I went through a couple more boxes today and found mostly new in box 7.62 ammo, new Winchester 6mm, 10 or so SKS magazines, 9mm makarov (who even shoots these lol) even more .45 colt, some 20 gauge.... I'll keep updating as I go through it.


----------



## Cazador (Sep 4, 2014)

I am interested in the 45 colt ammo the .22 and the 12 gauge. Will you let me know what and how much you have and a price thanks. I would also be interested in any 9mm luger if you find any.


----------



## bossloader (Sep 11, 2007)

7.62x54 I would be interested in pm if you have some.


----------



## LostLouisianian (Oct 11, 2010)

bossloader said:


> 7.62x54 I would be interested in pm if you have some.

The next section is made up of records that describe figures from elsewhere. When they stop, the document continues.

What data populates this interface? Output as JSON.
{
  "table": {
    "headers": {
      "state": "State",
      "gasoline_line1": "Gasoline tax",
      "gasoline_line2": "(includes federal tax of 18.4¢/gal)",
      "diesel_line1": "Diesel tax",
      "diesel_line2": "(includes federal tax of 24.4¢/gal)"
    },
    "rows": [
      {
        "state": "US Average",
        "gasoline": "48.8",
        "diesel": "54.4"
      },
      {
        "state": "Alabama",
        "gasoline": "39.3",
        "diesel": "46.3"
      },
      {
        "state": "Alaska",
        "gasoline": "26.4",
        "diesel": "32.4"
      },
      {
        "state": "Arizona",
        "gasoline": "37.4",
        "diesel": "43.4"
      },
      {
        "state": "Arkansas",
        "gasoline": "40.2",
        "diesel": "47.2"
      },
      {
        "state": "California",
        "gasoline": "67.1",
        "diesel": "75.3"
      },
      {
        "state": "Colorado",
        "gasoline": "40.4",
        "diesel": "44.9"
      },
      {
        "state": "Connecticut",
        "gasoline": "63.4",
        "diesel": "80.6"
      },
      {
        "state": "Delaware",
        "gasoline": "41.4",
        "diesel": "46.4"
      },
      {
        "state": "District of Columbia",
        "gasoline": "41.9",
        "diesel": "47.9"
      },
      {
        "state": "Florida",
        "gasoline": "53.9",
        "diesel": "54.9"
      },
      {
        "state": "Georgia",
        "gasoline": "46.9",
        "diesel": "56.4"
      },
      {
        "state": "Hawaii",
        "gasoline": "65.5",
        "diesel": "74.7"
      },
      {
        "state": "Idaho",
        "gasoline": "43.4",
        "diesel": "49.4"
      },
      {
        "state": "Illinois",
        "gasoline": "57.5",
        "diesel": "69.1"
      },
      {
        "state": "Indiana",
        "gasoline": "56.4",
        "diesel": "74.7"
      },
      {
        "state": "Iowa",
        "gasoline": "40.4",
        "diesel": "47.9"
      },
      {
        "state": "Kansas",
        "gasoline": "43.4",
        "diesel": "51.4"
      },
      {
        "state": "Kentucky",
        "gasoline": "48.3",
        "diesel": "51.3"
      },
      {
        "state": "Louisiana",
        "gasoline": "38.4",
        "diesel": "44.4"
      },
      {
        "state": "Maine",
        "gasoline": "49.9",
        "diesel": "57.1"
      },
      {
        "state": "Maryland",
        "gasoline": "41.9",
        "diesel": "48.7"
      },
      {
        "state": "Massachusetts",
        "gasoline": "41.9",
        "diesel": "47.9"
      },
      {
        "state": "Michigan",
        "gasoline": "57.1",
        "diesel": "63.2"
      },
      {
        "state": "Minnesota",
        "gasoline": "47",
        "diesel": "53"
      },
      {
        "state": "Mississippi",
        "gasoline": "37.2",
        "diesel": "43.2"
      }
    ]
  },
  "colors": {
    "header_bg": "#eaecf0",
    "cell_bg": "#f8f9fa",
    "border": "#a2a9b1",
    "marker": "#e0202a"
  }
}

Gotta love those old Mosin's....funner than heck to shoot especially the M44's and M38's .... flame throwers with milsurp ammo.


----------



## Dunkem (May 8, 2012)

20 gauge lead or steel?


----------



## rideutah (Oct 21, 2014)

*ammo*

I would be interested in 30-30, .22, 12 gauge, .223, 7.62x39, and possibly the SKS stuff depending on prices.


----------



## themountainiscalling (Sep 15, 2016)

Pm's sent to the guys already! i'll update in a few days with anything I have left. thanks everyone


----------



## LostLouisianian (Oct 11, 2010)

I had PM'd you back on the sks stuff but you never responded. I'm sure you just overlooked it.


----------



## themountainiscalling (Sep 15, 2016)

Sorry about that LostLouisianian unfortunately a bunch of people from here and Utah Gun Exchange contacted me about the SKS stuff and the first guy to come look bought everything I had. I apologize for the slow response!


----------



## deljoshua (Jul 29, 2013)

What reloading supplies do you have? Powder, primers, dies, brass, projectiles, misc.?


----------